A new malware campaign has infiltrated Apple’s App Store, putting cryptocurrency wallets at risk. Security researchers at Kaspersky identified a malicious software development kit (SDK) named SparkCat, hidden within multiple apps on both iOS and Android. The malware uses optical character recognition (OCR) technology to extract crypto wallet recovery phrases from images, allowing attackers to steal funds remotely.
This is the first documented case of crypto-stealing malware bypassing Apple’s App Store review process. While Apple has removed some infected apps, concerns remain that similar threats may still exist.
How SparkCat Operates
SparkCat scans a user’s photo gallery for wallet recovery phrases and transmits them to an attacker-controlled command-and-control (C2) server. Unlike traditional malware, which typically spreads through unofficial sources, SparkCat managed to enter legitimate app marketplaces, making it an even greater security concern.
Researchers found SparkCat in food delivery and AI-powered messaging apps, as well as apps designed to lure unsuspecting users. One of the first affected apps, ComeCome, was available in the UAE and Indonesia, but the full list of infected apps remains unknown.
Apple and Google Respond
Both Apple and Google have taken action to remove identified threats. However, researchers warn that some apps may still be available via third-party sources or sideloading. Apple has always maintained strict policies against malicious software, but this breach highlights gaps in its security screening.
Google Play Store saw over 242,000 downloads of infected apps, raising concerns about the scope of the attack and its long-term impact on crypto users.

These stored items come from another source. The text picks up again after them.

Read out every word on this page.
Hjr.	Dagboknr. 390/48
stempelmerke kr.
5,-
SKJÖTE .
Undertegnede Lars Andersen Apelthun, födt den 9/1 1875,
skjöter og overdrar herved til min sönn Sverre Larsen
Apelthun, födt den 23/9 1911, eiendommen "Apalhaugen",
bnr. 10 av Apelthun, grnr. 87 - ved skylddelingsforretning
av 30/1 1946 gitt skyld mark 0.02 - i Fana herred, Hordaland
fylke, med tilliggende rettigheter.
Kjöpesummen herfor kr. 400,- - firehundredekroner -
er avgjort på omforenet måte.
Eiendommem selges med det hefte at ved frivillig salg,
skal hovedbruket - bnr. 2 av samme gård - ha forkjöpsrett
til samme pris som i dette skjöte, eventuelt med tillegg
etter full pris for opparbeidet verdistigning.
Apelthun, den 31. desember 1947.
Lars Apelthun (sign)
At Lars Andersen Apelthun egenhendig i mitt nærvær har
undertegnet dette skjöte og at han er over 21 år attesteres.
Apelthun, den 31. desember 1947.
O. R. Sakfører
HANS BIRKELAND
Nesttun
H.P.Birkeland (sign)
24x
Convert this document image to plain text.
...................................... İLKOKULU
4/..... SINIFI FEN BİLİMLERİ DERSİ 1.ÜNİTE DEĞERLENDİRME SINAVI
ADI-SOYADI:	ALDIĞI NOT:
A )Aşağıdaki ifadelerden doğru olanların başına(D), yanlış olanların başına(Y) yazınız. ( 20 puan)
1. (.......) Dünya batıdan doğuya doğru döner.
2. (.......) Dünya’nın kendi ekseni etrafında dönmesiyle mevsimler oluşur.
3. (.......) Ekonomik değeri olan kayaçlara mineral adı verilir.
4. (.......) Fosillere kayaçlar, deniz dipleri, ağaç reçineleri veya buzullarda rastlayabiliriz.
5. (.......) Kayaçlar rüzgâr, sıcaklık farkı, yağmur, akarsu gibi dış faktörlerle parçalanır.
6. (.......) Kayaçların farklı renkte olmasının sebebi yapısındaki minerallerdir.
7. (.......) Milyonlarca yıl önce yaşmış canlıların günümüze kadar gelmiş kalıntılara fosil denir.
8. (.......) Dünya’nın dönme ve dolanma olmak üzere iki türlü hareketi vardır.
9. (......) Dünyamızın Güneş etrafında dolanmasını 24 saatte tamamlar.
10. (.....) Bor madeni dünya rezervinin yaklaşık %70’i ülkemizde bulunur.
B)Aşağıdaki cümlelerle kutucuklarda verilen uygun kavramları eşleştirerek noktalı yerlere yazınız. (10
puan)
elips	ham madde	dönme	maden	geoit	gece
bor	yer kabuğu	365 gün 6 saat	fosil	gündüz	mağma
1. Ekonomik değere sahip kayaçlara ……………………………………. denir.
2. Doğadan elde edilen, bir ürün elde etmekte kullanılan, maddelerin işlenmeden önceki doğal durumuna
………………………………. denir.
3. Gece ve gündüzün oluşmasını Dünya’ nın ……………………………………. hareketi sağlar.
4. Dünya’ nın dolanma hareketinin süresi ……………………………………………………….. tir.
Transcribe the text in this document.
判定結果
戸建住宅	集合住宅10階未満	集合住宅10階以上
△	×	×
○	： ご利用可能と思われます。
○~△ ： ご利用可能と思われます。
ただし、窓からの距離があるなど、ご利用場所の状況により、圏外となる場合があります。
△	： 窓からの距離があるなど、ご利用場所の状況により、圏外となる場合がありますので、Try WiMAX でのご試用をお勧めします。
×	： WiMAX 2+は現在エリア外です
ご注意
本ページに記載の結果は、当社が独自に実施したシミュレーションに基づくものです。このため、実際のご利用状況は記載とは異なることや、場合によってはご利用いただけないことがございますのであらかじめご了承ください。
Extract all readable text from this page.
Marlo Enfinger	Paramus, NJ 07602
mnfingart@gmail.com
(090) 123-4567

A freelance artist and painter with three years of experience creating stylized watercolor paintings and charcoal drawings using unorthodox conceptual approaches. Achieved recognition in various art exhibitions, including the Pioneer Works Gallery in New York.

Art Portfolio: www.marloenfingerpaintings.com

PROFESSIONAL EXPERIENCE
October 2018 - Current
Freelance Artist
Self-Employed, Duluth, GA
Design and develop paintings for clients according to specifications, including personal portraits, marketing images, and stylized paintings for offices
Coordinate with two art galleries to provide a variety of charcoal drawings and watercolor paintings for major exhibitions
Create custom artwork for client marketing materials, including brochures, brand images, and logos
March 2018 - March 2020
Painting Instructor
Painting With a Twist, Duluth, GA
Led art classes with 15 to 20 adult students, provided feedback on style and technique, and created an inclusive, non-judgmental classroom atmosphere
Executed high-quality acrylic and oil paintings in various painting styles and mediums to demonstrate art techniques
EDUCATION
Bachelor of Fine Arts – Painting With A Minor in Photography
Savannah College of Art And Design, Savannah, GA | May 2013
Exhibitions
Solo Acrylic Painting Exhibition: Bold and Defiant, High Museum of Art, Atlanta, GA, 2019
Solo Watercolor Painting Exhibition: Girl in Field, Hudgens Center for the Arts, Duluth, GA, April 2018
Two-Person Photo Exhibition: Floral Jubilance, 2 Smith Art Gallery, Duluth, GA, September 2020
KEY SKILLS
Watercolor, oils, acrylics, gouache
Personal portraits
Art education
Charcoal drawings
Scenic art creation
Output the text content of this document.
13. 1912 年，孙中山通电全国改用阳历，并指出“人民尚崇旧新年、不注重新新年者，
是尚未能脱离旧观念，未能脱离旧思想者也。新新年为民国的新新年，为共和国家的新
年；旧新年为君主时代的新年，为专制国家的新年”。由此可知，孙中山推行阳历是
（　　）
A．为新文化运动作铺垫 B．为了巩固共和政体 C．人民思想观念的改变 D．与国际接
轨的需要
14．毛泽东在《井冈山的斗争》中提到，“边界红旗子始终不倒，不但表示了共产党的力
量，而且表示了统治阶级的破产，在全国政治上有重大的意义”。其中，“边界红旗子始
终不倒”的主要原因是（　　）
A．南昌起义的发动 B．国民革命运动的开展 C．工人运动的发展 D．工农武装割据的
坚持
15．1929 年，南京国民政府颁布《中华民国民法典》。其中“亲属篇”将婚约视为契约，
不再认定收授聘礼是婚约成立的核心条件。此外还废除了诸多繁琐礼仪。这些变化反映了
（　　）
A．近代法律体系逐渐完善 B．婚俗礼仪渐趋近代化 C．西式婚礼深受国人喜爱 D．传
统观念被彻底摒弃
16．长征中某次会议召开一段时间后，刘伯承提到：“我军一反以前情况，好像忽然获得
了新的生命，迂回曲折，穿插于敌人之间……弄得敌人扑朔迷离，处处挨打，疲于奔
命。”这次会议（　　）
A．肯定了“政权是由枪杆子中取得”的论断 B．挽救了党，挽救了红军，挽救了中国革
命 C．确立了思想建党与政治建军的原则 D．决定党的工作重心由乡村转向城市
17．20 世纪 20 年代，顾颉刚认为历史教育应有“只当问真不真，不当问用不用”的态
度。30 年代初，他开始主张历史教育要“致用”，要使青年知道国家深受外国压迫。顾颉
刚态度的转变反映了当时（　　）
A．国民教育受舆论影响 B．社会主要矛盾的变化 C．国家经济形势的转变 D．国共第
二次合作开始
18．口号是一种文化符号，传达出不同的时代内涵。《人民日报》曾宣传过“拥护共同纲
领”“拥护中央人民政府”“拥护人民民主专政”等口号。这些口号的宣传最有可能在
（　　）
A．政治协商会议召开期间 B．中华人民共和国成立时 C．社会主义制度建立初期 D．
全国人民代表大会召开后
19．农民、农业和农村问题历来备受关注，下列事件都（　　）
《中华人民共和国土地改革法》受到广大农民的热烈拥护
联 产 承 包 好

How to Protect Your Crypto Assets
To safeguard your digital funds, experts recommend:
- Avoid storing wallet recovery phrases as screenshots – Malware can scan images for sensitive information.
- Check installed apps regularly – Remove unfamiliar or unnecessary apps to minimize security risks.
- Use a trusted mobile security app – Some apps can detect malicious activity before it becomes a problem.
- Reset compromised wallets – If you suspect a breach, move funds to a new wallet with a fresh recovery phrase.
As malware threats continue to evolve, staying vigilant and adopting best security practices is crucial for protecting crypto assets from cybercriminals.